I had no idea when I’d picked Daniel up from Peter’s flat in the dead of night that that would be the last time my son would ever see his father. How I wish I’d made the decision earlier. I still had full legal custody. If I’d wanted to, I could have enforced the court’s exclusion zone. But there was always that fire in me to give my son the father I’d never had. It was a mistake and one I will never forgive myself for. I can only say that I did it for the right reasons.
The police were very gentle with Daniel, I have to say, and he began having therapy very soon after we realized what he’d seen. We were introduced to the wonderful Rhona Lucas, the head of the Child Protection counselling division, who promised to work with Daniel for however long it took to purge the experiences from his system. I wasn’t allowed into the room, but I could watch through a two-way mirror. Rhona worked wonders. Each session, I saw the anger diminish and more and more of my little boy return. After six weeks, he was back. No shouting, no anger, no hitting. My innocent angel was home.
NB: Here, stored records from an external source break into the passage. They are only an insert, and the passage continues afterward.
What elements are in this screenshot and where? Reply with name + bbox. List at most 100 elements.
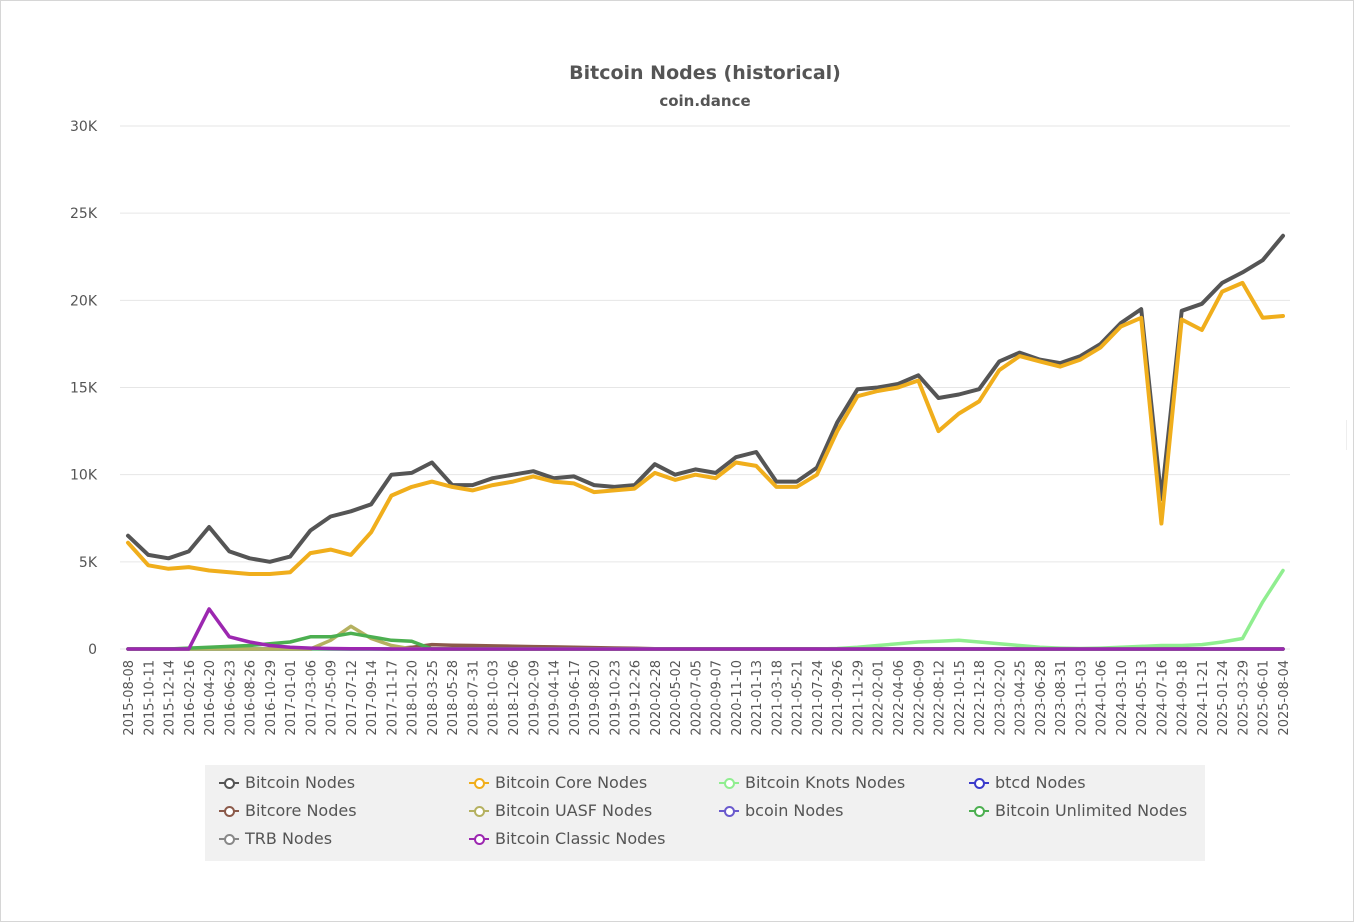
legend-item-bitcoin-uasf-nodes[interactable]: Bitcoin UASF Nodes: [467, 799, 652, 823]
x-tick-label: 2021-05-21: [791, 660, 806, 736]
x-tick-label: 2019-06-17: [568, 660, 583, 736]
legend-label: TRB Nodes: [245, 829, 333, 848]
series-line-bitcoin-knots-nodes: [126, 568, 1285, 651]
y-tick-label: 10K: [70, 468, 98, 484]
x-tick-label: 2022-06-09: [912, 660, 927, 736]
legend-label: Bitcoin Unlimited Nodes: [995, 801, 1188, 820]
legend-item-btcd-nodes[interactable]: btcd Nodes: [967, 771, 1086, 795]
x-tick-label: 2021-11-29: [851, 660, 866, 736]
x-tick-label: 2020-07-05: [689, 660, 704, 736]
x-tick-label: 2018-01-20: [406, 660, 421, 736]
x-tick-label: 2017-07-12: [345, 660, 360, 736]
legend-label: Bitcoin Nodes: [245, 773, 356, 792]
legend-label: Bitcore Nodes: [245, 801, 357, 820]
x-tick-label: 2025-01-24: [1216, 660, 1231, 736]
x-tick-label: 2020-09-07: [710, 660, 725, 736]
legend-item-bitcoin-unlimited-nodes[interactable]: Bitcoin Unlimited Nodes: [967, 799, 1187, 823]
x-tick-label: 2016-02-16: [183, 660, 198, 736]
legend-marker-icon: [967, 799, 991, 823]
x-tick-label: 2023-02-20: [993, 660, 1008, 736]
x-tick-label: 2024-07-16: [1155, 660, 1170, 736]
legend-marker-icon: [717, 771, 741, 795]
x-tick-label: 2024-05-13: [1135, 660, 1150, 736]
x-tick-label: 2022-10-15: [953, 660, 968, 736]
y-tick-label: 0: [88, 642, 97, 658]
scroll-edge: [1346, 420, 1351, 450]
y-tick-label: 15K: [70, 381, 98, 397]
x-tick-label: 2020-05-02: [669, 660, 684, 736]
x-tick-label: 2017-03-06: [304, 660, 319, 736]
x-axis-ticks: 2015-08-08 2015-10-11 2015-12-14 2016-02-16…: [122, 660, 1292, 736]
x-tick-label: 2017-09-14: [365, 660, 380, 736]
x-tick-label: 2025-06-01: [1257, 660, 1272, 736]
x-tick-label: 2016-08-26: [244, 660, 259, 736]
x-tick-label: 2021-07-24: [811, 660, 826, 736]
legend-marker-icon: [467, 771, 491, 795]
x-tick-label: 2017-05-09: [325, 660, 340, 736]
x-tick-label: 2023-08-31: [1054, 660, 1069, 736]
x-tick-label: 2021-09-26: [831, 660, 846, 736]
x-tick-label: 2018-03-25: [426, 660, 441, 736]
x-tick-label: 2022-08-12: [933, 660, 948, 736]
x-tick-label: 2023-06-28: [1034, 660, 1049, 736]
legend-item-trb-nodes[interactable]: TRB Nodes: [217, 827, 332, 851]
x-tick-label: 2021-01-13: [750, 660, 765, 736]
x-tick-label: 2019-04-14: [548, 660, 563, 736]
legend-marker-icon: [467, 827, 491, 851]
legend-item-bitcoin-knots-nodes[interactable]: Bitcoin Knots Nodes: [717, 771, 905, 795]
y-tick-label: 5K: [79, 555, 98, 571]
gridlines: [120, 125, 1290, 650]
x-tick-label: 2017-11-17: [385, 660, 400, 736]
x-tick-label: 2024-09-18: [1176, 660, 1191, 736]
x-tick-label: 2020-11-10: [730, 660, 745, 736]
series-lines: [126, 233, 1285, 651]
x-tick-label: 2024-03-10: [1115, 660, 1130, 736]
series-line-bitcoin-nodes: [126, 233, 1285, 564]
x-tick-label: 2025-08-04: [1277, 660, 1292, 736]
x-tick-label: 2015-12-14: [163, 660, 178, 736]
y-tick-label: 25K: [70, 206, 98, 222]
x-tick-label: 2021-03-18: [770, 660, 785, 736]
x-tick-label: 2017-01-01: [284, 660, 299, 736]
legend-label: Bitcoin UASF Nodes: [495, 801, 653, 820]
x-tick-label: 2023-04-25: [1014, 660, 1029, 736]
legend-label: Bitcoin Core Nodes: [495, 773, 648, 792]
x-tick-label: 2018-10-03: [487, 660, 502, 736]
x-tick-label: 2016-10-29: [264, 660, 279, 736]
x-tick-label: 2019-02-09: [527, 660, 542, 736]
y-tick-label: 20K: [70, 293, 98, 309]
x-tick-label: 2015-08-08: [122, 660, 137, 736]
legend-label: Bitcoin Classic Nodes: [495, 829, 666, 848]
x-tick-label: 2020-02-28: [649, 660, 664, 736]
legend-item-bitcore-nodes[interactable]: Bitcore Nodes: [217, 799, 357, 823]
x-tick-label: 2022-12-18: [973, 660, 988, 736]
y-axis-ticks: 0 5K 10K 15K 20K 25K 30K: [70, 119, 98, 658]
x-tick-label: 2019-12-26: [629, 660, 644, 736]
legend-marker-icon: [967, 771, 991, 795]
legend-marker-icon: [717, 799, 741, 823]
x-tick-label: 2024-01-06: [1095, 660, 1110, 736]
legend-label: Bitcoin Knots Nodes: [745, 773, 906, 792]
legend-label: btcd Nodes: [995, 773, 1086, 792]
x-tick-label: 2023-11-03: [1074, 660, 1089, 736]
legend-item-bitcoin-nodes[interactable]: Bitcoin Nodes: [217, 771, 355, 795]
legend-item-bcoin-nodes[interactable]: bcoin Nodes: [717, 799, 844, 823]
x-tick-label: 2022-02-01: [872, 660, 887, 736]
legend-marker-icon: [217, 827, 241, 851]
x-tick-label: 2022-04-06: [892, 660, 907, 736]
x-tick-label: 2016-04-20: [203, 660, 218, 736]
chart-subtitle: coin.dance: [659, 92, 751, 110]
legend-marker-icon: [467, 799, 491, 823]
chart-title: Bitcoin Nodes (historical): [569, 62, 841, 84]
x-tick-label: 2019-08-20: [588, 660, 603, 736]
legend-item-bitcoin-classic-nodes[interactable]: Bitcoin Classic Nodes: [467, 827, 665, 851]
x-tick-label: 2019-10-23: [608, 660, 623, 736]
legend-marker-icon: [217, 799, 241, 823]
series-line-bitcoin-core-nodes: [126, 280, 1285, 576]
x-tick-label: 2018-12-06: [507, 660, 522, 736]
legend-item-bitcoin-core-nodes[interactable]: Bitcoin Core Nodes: [467, 771, 647, 795]
y-tick-label: 30K: [70, 119, 98, 135]
series-line-bitcoin-classic-nodes: [126, 607, 1285, 651]
x-tick-label: 2016-06-23: [223, 660, 238, 736]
I don’t think Daniel remembers the therapy and we have never spoken about those events. He’s put them behind him and I’ve done my absolute best to protect him from ever being reminded of them – starting with my decision to hide the real reason his father was in prison. The sooner Daniel was able to push the terrible things he’d witnessed in Havant from his mind, the quicker he’d be able to move on. That’s why I told him that Peter was in trouble for having drugs. It was nothing to do with knives or rapes or attacks on young girls. When he thought of his father, as I knew he would from time to time, I didn’t want his head to automatically be filled with those images of sickening violence.
Back in 1994, though, there were plenty of other people who wanted to obsess about the horrors of that night in Havant and their repercussions. It didn’t help that every day the local papers and TV news seemed to talk about nothing else. Every detail of the case was gone over. The main focus, though, was on the whereabouts of the rapist Peter Tobin.
The police were convinced he would contact me. Even though we were separated and I’d moved on with another partner, they felt I was pivotal to their hopes of capturing him. I didn’t have a clue how Peter’s mind worked, but I’d seen enough films where the criminal wants to get rid of any witnesses. Daniel had seen things. We were both at risk.
I couldn’t be too scared though. A panic button was installed by my front door and I was given another one to carry around. One press of that button and the whole of Hampshire’s police force would descend on Liverpool Road. On top of that, the police asked if they could tap my phone line. You have to get permission from the Home Secretary for that, I was told. I didn’t think Peter would call, but I had no problem with it. On the plus side, it meant there were burly police technicians and officers swarming over the place every hour of the day. I’d probably never felt safer.
Then, about six weeks after the attacks, I finally received word from Havant police station. Two officers had been strolling past a café on St James Street in Brighton, one of the old haunts I had told them we used to drink in. They’d recognized the man nursing a cup of tea without an apparent care in the world as Peter Tobin and arrested him on the spot.
‘Thanks to you, Cathy, we’ve got him.’
I was glad to have been of help, but I couldn’t celebrate. I just felt numb.